Photo: Tilak Samarawickrema sketching
My time in his studio imprinted in me a sense of work as a space of making. I intuited then that work was created within a space. The space was generative of the work. The quality of light, the objects, the feelings they evoked, all shaped its formation. The creations arose as an expression of the self, an exploration in conversation with others and the materials at hand.
In the words of Tim Ingold, “the forms of things arise within fields of force and flows of material.” In my father’s studio, the objects designed—a building, a tapestry, a drawing—all emerged from this exploration of interior and exterior spaces, improvised through bricolage, through unanticipated discoveries enfolded in the process of making. This work could not be estranged from the self that made it, the collective of people who participated, or the context from which it was born.
Drawings and tapestries: Tilak Samarawickrema
Work and the Self
Years later, I have come to see work as a space of making in two senses—the outer space in which work is created and the inner space from which it emerges. We make our work in the conversation that unfolds between these inner and outer spaces—between the interiority of our minds and the environments and social worlds we are embedded in. Work becomes site of connection, a bridge between the self and the world. It can also be source of estrangement from it.
Perhaps, for this reason, work reveals deep fissures between the self and the world—between our internal pull towards work that brings us meaning and the expectations placed upon us, between our ethics and the values of the systems in which we function, between our desire to serve and fears about our own survival, between our longing to create at our own pace and the pressures of timelines outside our control.
When we give up on these inner longings and work in a way that suppresses them, it takes us away from ourselves. As Marx wrote so incisively in his 1844 manuscripts, when we are estranged from our work, from the process by which we work, the people we work with, and the things we spend our time making, we also become strangers to ourselves. This saps us of our vitality. It creates a kind of deadening.

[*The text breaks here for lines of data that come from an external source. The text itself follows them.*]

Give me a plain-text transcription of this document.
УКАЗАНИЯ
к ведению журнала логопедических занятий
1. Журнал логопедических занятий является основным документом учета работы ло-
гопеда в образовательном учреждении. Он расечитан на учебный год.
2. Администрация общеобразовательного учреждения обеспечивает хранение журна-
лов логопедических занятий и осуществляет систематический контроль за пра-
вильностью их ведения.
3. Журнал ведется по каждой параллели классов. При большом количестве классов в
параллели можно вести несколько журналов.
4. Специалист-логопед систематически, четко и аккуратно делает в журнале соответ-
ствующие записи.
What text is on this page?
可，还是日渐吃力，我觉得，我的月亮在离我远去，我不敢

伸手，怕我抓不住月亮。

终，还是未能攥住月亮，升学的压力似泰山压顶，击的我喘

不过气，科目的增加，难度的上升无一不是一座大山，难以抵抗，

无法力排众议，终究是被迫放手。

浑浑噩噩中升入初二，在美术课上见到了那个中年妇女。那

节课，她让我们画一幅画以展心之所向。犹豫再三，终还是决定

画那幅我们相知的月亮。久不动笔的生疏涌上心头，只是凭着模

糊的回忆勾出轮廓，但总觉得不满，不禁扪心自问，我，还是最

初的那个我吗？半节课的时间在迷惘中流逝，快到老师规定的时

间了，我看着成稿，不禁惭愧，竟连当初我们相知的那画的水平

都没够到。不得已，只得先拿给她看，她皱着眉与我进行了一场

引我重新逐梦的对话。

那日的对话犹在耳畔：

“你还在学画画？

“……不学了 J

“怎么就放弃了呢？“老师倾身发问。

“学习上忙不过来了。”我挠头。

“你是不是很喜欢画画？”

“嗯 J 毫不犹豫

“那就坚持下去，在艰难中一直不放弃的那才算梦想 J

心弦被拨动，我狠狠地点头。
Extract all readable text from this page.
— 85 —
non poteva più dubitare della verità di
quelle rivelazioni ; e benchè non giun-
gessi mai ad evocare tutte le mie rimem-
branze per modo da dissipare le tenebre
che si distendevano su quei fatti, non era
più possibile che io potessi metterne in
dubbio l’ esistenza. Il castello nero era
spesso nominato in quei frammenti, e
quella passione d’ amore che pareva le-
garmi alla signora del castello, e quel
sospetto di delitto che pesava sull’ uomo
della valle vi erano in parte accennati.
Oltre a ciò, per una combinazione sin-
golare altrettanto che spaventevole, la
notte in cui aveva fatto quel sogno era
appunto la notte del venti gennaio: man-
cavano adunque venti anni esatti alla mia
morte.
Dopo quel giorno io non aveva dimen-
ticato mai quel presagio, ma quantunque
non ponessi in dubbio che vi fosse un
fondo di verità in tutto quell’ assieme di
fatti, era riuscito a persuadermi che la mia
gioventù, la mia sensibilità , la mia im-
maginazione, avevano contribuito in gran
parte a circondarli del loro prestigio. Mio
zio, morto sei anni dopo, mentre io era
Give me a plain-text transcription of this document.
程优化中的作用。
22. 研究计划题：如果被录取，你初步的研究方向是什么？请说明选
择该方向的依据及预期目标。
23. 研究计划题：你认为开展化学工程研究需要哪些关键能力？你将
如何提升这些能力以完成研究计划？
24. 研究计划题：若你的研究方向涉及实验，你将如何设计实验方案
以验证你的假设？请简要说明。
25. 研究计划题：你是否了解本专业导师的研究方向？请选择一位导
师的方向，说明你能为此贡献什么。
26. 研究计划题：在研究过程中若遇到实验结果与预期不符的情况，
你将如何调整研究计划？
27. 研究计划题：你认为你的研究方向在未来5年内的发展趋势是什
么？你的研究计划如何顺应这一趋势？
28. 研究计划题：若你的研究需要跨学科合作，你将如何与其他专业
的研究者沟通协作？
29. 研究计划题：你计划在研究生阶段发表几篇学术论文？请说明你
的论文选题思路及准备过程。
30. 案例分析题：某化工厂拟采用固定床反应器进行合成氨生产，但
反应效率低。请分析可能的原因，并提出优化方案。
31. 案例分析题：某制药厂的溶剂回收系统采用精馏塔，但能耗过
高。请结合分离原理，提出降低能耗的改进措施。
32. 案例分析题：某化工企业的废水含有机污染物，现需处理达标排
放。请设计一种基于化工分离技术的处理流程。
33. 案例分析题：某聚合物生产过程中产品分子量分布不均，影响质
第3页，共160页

He described this experience powerfully in spatial terms: we feel outside of ourselves when we at work and can only feel inside of ourselves away from work.
Work that Reconnects
How do we return from this estrangement?
The way back in, as I see it, is by recovering our vitality. It is by inquiring where we access that sense of aliveness, of absorption, of alignment and congruence. It is by leaning into those moments where a thought emerges while working: “This is me.” Our spine straightens. The body speaks. It is a kind of waking up. If we follow this alignment, we can slowly trace our way back through the things we create to the inner world from which they emerge.